O, the windy morn of Matlock, when the last snow-wreath had gone,
And the blackwoods robed by tardy Spring with starlike beauty shone;
When the lory showed his crimson to the golden blossom spread,
And the Goulburn's grey-green mirror showed the loving colours wed:
Chiming, chiming, chiming in the pauses of the gale,
How the magpies' notes came ringing down the mountain, o'er the vale.
O, the noon beside the ocean, when the spring tide, landward set,
Cast ashore the loosened silver from the waves of violet,
As the seagod sang a lovesong and the sheoak answer made,
Came the magpie's carol wafted down the piny colonnade,
Trolling, trolling, trolling in a nuptial melody,
As it floated from the moaning pine to charm the singing sea.

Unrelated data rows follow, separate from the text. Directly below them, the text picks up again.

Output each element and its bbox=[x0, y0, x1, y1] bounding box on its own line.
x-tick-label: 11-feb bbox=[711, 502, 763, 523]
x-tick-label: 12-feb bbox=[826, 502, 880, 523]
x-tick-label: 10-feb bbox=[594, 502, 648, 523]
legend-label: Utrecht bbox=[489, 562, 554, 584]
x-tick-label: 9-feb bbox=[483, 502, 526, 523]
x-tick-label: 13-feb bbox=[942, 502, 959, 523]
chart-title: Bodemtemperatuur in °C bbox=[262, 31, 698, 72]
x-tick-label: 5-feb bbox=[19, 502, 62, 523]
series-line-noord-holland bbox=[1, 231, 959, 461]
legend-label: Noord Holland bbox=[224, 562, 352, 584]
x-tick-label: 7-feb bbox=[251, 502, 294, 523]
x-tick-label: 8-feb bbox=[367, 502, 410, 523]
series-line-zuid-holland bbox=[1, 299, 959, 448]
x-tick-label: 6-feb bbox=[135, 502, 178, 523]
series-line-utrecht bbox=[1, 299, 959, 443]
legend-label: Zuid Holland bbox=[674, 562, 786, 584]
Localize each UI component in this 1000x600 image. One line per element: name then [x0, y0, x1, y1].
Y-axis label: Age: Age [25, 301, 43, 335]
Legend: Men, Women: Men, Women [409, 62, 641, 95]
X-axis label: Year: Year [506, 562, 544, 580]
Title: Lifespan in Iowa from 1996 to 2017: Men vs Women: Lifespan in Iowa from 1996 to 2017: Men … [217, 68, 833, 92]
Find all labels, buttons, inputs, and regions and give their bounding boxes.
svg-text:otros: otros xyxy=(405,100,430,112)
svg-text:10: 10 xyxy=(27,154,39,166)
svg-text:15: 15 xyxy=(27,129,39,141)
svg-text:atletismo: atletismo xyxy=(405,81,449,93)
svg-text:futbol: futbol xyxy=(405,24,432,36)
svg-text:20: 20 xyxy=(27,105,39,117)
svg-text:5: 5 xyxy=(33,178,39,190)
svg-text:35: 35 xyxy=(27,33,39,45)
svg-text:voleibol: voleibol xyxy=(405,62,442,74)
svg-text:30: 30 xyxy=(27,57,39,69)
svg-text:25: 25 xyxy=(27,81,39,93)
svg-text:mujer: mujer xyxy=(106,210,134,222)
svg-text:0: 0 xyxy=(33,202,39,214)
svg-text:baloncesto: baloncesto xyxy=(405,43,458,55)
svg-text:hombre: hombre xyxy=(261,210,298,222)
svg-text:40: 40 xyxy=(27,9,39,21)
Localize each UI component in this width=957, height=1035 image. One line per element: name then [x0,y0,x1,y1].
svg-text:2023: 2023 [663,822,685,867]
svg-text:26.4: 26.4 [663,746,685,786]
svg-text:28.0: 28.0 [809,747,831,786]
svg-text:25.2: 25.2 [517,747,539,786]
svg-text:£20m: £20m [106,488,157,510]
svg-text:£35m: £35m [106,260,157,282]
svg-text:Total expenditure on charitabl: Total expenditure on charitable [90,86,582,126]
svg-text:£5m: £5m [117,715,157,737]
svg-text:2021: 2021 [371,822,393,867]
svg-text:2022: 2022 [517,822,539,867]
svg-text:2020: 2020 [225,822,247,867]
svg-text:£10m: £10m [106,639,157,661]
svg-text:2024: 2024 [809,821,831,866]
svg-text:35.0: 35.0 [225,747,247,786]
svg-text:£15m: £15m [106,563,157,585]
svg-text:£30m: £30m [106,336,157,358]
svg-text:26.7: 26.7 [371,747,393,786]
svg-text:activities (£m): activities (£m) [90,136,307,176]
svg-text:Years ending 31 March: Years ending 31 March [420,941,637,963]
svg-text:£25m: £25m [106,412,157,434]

And the dark hour in the city, when my Love had silent flown,
Nesting in some far-off valley, to the seraphs only known,
When the violet had no odour and the rose no purple bloom,
And the grey-winged vulture, Sorrow, came rustling through the gloom,
Crooning, crooning, crooning on the swaying garden bough:
O, the song of hope you uttered then my heart is trilling now.
Voice of happy shepherd chanting by a stream in Arcady,
Seems thy song this blue-eyed morning over lilac borne to me;
In his arms again Joy takes me, Hope with dimpling cheek appears,
And my life seems one long lovely vale where grow the rosy years:
Lilting, lilting, lilting; when I slumber at the last
Let your music in the joyous wind be ever wandering past.